Andamos tão imersos em compromissos, actividades, visitas, preocupações, que nos enchem as horas da existência que não costumamos parar para viver outro estilo de vida…

Ainda bem que alguém nos ofereceu um “voucher” de fim de semana para vivermos umas horas diferentes! A escolha é nossa e por aí fora há muito lugar bonito onde prender a atenção, para viver horas sem “preocupação”. Outros já o fizeram, coube-nos agora a nós…

Das muitas hipóteses, escolhemos a menos óbvia! Em vez de visitar terras, museus e monumentos, para emergir do nosso quotidiano decidimos mergulhar no silêncio e no deserto de Fátima, onde não quisemos ter obrigações…. Apenas andar por ali rezando, olhando o ambiente, lendo um pouquinho de um livro que levámos, associando-nos ainda a alguns actos colectivos que nos apanhavam quase sem querer. É um «dolce far niente» a roçar o invisível, o espiritual, a sentir as emoções de tantos que ali também sentem a presença do sagrado, por mais que se tente e não se consiga descrever o que nos atrai.

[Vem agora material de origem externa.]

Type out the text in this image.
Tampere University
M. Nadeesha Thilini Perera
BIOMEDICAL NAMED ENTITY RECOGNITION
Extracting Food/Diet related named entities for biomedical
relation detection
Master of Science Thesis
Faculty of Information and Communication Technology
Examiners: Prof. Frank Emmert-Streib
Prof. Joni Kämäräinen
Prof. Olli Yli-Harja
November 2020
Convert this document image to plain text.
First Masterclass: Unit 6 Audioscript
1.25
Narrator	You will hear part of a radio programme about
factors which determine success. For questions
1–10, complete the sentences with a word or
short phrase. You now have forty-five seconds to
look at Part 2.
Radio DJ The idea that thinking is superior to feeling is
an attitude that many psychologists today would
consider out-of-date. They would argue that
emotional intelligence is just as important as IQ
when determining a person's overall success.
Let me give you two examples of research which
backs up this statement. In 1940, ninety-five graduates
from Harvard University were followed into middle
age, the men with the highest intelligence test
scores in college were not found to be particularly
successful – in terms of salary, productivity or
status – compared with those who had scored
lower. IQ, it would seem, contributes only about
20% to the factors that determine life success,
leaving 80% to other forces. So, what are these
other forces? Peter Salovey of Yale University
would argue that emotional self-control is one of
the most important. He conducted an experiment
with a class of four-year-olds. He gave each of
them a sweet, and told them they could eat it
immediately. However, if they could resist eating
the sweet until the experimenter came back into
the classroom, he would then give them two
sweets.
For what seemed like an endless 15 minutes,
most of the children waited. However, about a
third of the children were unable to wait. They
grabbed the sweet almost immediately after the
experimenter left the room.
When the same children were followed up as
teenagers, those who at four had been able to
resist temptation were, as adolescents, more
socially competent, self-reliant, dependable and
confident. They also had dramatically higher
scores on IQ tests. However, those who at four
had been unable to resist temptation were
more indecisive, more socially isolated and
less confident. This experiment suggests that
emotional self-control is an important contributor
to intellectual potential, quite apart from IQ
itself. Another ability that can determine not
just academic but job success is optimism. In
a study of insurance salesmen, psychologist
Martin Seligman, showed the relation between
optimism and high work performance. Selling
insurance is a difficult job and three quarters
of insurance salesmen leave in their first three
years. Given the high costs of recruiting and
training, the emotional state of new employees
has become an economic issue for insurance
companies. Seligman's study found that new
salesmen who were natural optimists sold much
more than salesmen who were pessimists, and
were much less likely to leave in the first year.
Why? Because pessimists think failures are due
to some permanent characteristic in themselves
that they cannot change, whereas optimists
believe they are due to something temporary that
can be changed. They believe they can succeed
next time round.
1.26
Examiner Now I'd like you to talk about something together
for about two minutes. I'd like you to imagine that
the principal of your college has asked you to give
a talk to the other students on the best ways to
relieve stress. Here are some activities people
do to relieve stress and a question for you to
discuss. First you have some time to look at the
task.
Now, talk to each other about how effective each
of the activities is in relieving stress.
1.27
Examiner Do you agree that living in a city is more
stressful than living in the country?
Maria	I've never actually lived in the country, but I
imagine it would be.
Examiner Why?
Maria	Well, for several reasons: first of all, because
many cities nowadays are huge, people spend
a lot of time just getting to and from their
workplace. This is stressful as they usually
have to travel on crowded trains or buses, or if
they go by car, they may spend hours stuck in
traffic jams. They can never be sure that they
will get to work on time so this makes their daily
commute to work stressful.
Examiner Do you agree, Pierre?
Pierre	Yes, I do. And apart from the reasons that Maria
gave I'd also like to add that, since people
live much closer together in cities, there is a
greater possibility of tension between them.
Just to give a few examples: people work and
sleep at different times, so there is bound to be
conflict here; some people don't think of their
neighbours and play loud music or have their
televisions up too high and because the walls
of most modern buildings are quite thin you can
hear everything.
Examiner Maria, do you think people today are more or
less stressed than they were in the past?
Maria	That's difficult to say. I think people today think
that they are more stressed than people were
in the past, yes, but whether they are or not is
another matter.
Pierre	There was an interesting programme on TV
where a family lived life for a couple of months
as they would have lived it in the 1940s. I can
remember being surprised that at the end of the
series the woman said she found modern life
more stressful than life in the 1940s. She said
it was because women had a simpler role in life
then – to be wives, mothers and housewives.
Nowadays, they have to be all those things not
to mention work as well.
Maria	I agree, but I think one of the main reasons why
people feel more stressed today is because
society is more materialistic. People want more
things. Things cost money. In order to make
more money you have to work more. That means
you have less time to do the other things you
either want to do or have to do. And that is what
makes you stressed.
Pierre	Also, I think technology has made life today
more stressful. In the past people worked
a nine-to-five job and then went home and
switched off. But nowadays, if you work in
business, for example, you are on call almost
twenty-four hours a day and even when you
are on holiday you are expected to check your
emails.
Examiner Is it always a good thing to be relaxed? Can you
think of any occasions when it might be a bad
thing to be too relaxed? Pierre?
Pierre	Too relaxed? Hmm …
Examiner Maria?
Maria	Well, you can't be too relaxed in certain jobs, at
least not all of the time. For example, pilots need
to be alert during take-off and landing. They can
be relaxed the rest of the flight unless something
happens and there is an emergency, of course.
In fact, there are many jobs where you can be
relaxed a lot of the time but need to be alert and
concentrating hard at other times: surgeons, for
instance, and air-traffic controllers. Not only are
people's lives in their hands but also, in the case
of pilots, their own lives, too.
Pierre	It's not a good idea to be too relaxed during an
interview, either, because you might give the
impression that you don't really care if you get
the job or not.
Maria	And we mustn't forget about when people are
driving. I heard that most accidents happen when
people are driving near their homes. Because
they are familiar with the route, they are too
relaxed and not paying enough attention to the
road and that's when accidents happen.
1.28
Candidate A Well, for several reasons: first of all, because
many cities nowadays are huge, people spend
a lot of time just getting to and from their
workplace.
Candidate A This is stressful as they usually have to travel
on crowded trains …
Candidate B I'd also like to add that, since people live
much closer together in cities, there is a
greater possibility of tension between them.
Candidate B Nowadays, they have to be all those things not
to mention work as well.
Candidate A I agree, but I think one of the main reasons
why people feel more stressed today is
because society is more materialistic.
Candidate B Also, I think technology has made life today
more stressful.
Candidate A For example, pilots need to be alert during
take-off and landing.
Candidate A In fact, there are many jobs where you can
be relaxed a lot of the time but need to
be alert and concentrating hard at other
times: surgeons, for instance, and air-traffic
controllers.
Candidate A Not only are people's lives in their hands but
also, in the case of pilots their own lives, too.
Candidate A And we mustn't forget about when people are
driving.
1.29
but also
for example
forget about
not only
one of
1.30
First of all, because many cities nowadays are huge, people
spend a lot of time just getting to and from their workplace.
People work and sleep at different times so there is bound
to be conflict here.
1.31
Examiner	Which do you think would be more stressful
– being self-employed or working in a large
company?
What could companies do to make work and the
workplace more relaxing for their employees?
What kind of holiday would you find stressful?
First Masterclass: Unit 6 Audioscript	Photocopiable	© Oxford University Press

Rezámos? Sim, embora eu não saiba bem o que é rezar. Falar com Deus não é bem a mesma coisa que falar com a esposa que me acompanha. Com ela também há horas de silêncio que são boas e que nos enriquecem. Talvez sejam apenas estes silêncios que nos ligam ao Deus em que acreditamos. Sentir-me imerso num ambiente espiritual, religioso, como se estivesse num mergulho profundo de uma piscina, foi isso que fizemos. Ao rezar o terço, ao andarmos pelos vários locais que rememoram todo o fenómeno de Fátima, aconteceu lembrar-me (-nos) de muitos familiares, de muitos amigos que há muito nem me vinham à lembrança. Foi na Cova da Iria e foi nos Valinhos. Quase que ultrapassámos toda aquela parafernália comercial, a prender a atenção dos “peregrinos”, também necessária para as prendas que temos de levar(!?), e apenas olhámos para o mais significativo.

Ponto de paragem obrigatória, a Capelinha das Aparições. As velas eléctricas que acendemos até se multiplicaram para além do que nós depositámos, milagre de bênção inesperada… A oração individual, mesmo assim, irmana-nos a tantos que ali estão presentes, num acto de fé colectiva (estamos a sentir-nos todos numa mesma crença e a olhar para a mesma Virgem-Mãe e para o mesmo Deus) e irmana-nos aos ausentes que, mortos ou vivos, nos vêm à memória.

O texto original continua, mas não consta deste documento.